I love your admonition to pray! Your article title grabbed my interest and was not obviously Christian, and I believe you are helping point people to God who need a breakthrough in their family harmony. Great job! I appreciate your helpful suggestions.
Thank you for this. This is the only thing I’ve found that is relevant to my husband and his food issues! Thankful I found that I’m not alone dealing with this.

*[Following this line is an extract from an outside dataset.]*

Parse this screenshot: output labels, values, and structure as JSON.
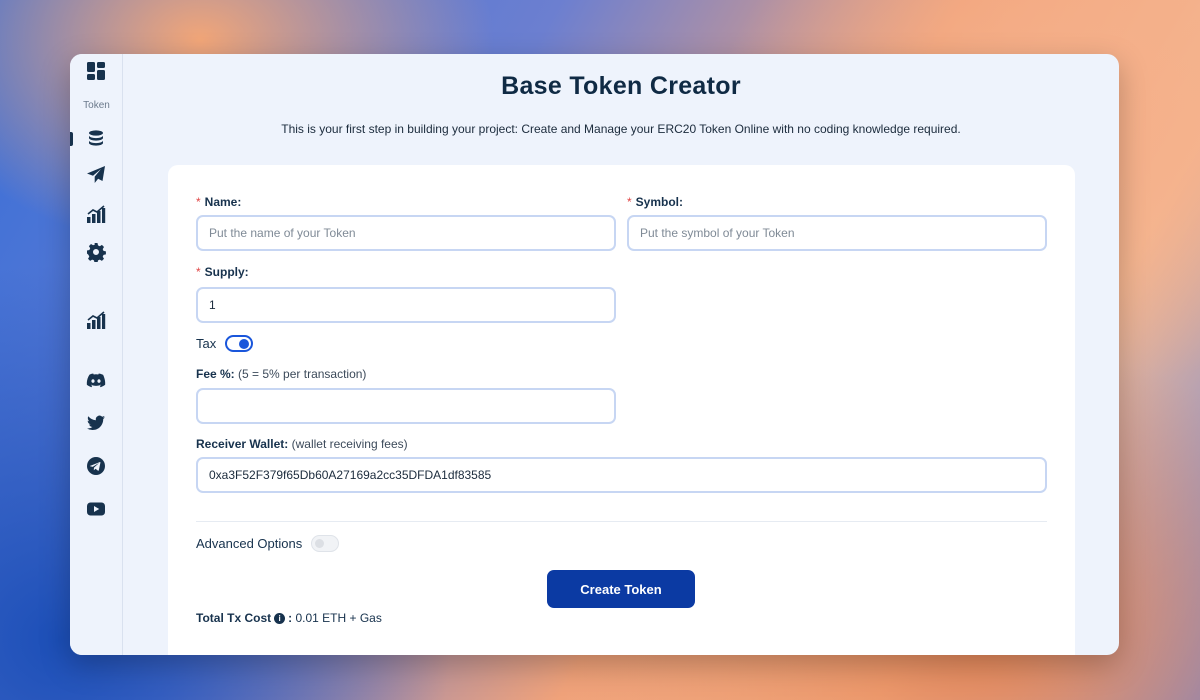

Thanks for this. I appreciate that I am not alone. My husband is a pastor, but he LOVES junk food. He thinks that he can exercise away his bad eating so he works out two hours a day every day. Sadly, his diet is so bad (eating out twice a day and drinking soda and lots of candy, chips and junk food) that his health deteriorates more and more each year. He has circulation issues, high blood pressure, extremely high cholesterol, and now he is pre-diabetic. It’s hard to even get him to go to the Dr. let alone eat right. It breaks my heart because I love him so much and each day I expect he could have a heart attack or stroke at any time because of how unhealthy he eats and how high his cholesterol levels are. I will miss him greatly if this happens, but worse yet, he says he will be happy to be in glory and doesn’t seem to be thinking he’d be leaving me behind alone, a homemaker and I’m only 54. I feel bad for him, because I think he knows he needs to change, but just doesn’t want to face the fact because he loves his treats sooooo much.